The short-term solution is simply to copy these files from time
to time, using the smart access procedures.  The command
  smart convert <database>/spec proc convert.obj.inv_inv in f1 out f2
will copy inverted file object f1 to f2.  Similarly,
  smart convert <database>/spec proc convert.obj.vec_vec in f1 out f2
  smart convert <database>/spec proc convert.obj.textloc_textloc in f1 out f2
will copy a document vector file and a textloc file.  The copied
files then have to be moved back manually.  All of this can be
done automatically within SMART; I just haven't gotten around to
writing the half page routine that will do it.

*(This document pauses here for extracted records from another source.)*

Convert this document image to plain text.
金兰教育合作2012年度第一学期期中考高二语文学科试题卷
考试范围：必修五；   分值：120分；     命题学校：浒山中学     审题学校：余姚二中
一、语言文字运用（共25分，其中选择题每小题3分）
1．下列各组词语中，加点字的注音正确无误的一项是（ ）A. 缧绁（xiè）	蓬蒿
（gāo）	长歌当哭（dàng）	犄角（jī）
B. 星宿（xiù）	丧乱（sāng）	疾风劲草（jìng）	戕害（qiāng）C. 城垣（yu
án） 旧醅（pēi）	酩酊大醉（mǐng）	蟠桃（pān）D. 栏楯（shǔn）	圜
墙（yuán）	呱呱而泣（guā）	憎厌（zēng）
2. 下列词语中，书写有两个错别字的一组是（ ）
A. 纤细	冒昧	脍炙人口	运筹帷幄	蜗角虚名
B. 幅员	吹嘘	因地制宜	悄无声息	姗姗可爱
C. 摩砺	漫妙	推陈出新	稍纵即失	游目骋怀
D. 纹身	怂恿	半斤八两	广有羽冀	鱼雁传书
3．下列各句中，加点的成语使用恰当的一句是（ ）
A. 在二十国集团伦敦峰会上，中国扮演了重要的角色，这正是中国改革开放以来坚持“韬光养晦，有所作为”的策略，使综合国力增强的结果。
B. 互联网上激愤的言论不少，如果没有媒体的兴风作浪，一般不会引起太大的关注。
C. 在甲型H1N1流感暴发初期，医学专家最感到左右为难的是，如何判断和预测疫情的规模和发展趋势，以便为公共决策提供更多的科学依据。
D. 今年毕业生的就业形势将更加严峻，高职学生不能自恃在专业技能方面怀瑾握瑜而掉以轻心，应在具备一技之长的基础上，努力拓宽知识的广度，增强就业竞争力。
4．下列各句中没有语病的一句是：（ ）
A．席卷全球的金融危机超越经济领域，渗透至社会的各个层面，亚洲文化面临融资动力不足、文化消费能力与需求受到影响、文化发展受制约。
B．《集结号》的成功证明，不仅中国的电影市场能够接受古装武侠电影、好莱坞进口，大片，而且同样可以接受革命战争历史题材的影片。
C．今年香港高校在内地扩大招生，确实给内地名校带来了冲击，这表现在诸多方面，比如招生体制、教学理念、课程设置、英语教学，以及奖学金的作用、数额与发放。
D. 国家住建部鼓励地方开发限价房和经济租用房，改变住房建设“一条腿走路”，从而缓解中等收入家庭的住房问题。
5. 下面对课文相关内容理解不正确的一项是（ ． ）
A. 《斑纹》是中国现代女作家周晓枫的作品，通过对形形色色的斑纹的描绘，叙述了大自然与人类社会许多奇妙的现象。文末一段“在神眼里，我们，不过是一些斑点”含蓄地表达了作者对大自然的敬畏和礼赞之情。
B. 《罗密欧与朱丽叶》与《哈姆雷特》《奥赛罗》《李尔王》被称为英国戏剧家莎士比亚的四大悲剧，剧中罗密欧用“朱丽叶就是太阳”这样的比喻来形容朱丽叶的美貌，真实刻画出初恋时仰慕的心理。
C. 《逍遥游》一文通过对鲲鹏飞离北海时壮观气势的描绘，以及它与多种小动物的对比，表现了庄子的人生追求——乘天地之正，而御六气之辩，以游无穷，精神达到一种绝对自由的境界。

In the mid to long term, more attention has to be paid to
collection maintainance commands.

Adding documents to an existing collection

Normally, everything is all set for doing this.  If
new_doc_list is a file containing the filenames of all documents
to be added, then
  smart index.doc <database>/spec  doc_loc new_doc_list
will add those documents.

Deleting documents from an existing collection 

Basically this still needs a lot of work.  A simple variation of
the conversion procedure vec_inv.c needs to be written to
efficiently delete vectors from the appropriate inverted list.
In the meantime, what is sufficient for our needs is to delete a
whole list of documents at a time, and that can be done by
copying the affected files while supplying the list of docs not to
be copied.  Eg, if the file $temp contains document ids to be deleted,
the following 3 commands will delete them from an inverted file, a
document vector file, and a textloc file (ie the file that maps doc ids 
to text location).
  # Copy inverted file, removing deleted docs
  smart convert spec proc convert.obj.inv_inv  \
                   in $database/inv.nnc out $database/inv.new \
                   deleted_doc_file $temp
  # Copy doc file, removing deleted docs (not needed for news)
  smart convert spec proc convert.obj.vec_vec  \
                  in $database/doc.nnn out $database/doc.new \
                  deleted_doc_file $temp
  # Copy textloc file, removing deleted docs
  smart convert spec proc convert.obj.textloc_textloc  \
                   in $database/textloc out $database/textloc.new \
                   deleted_doc_file $temp
  # Warning, the following operation may interfere with users already
  # running a retrieval (everything above should not).
  /bin/mv $database/textloc.new $database/textloc
  /bin/mv $database/textloc.new.var $database/textloc.var
  /bin/mv $database/doc.new $database/doc.nnc
  /bin/mv $database/doc.new.var $database/doc.nnc.var
  /bin/mv $database/inv.new $database/inv.nnc
  /bin/mv $database/inv.new.var $database/inv.nnc.var

Note that copying the files like this has the side benefit of
compacting the files.  Also note the warning above.  There is
currently no code within SMART to prevent somebody from running a
retrieval at the same time the copied files are being moved around.
That could be a problem.

Actually constructing the file $temp is done in a collection dependent
fashion.  If you want to remove documents from SMART whose text form
has been removed, the following command will work
  # find which documents no longer have text files
  smart print $database/spec proc print.obj.did_nonvalid out $temp
Otherwise, you're pretty much on your own.

See smart/Sample/update_news for a full updating script.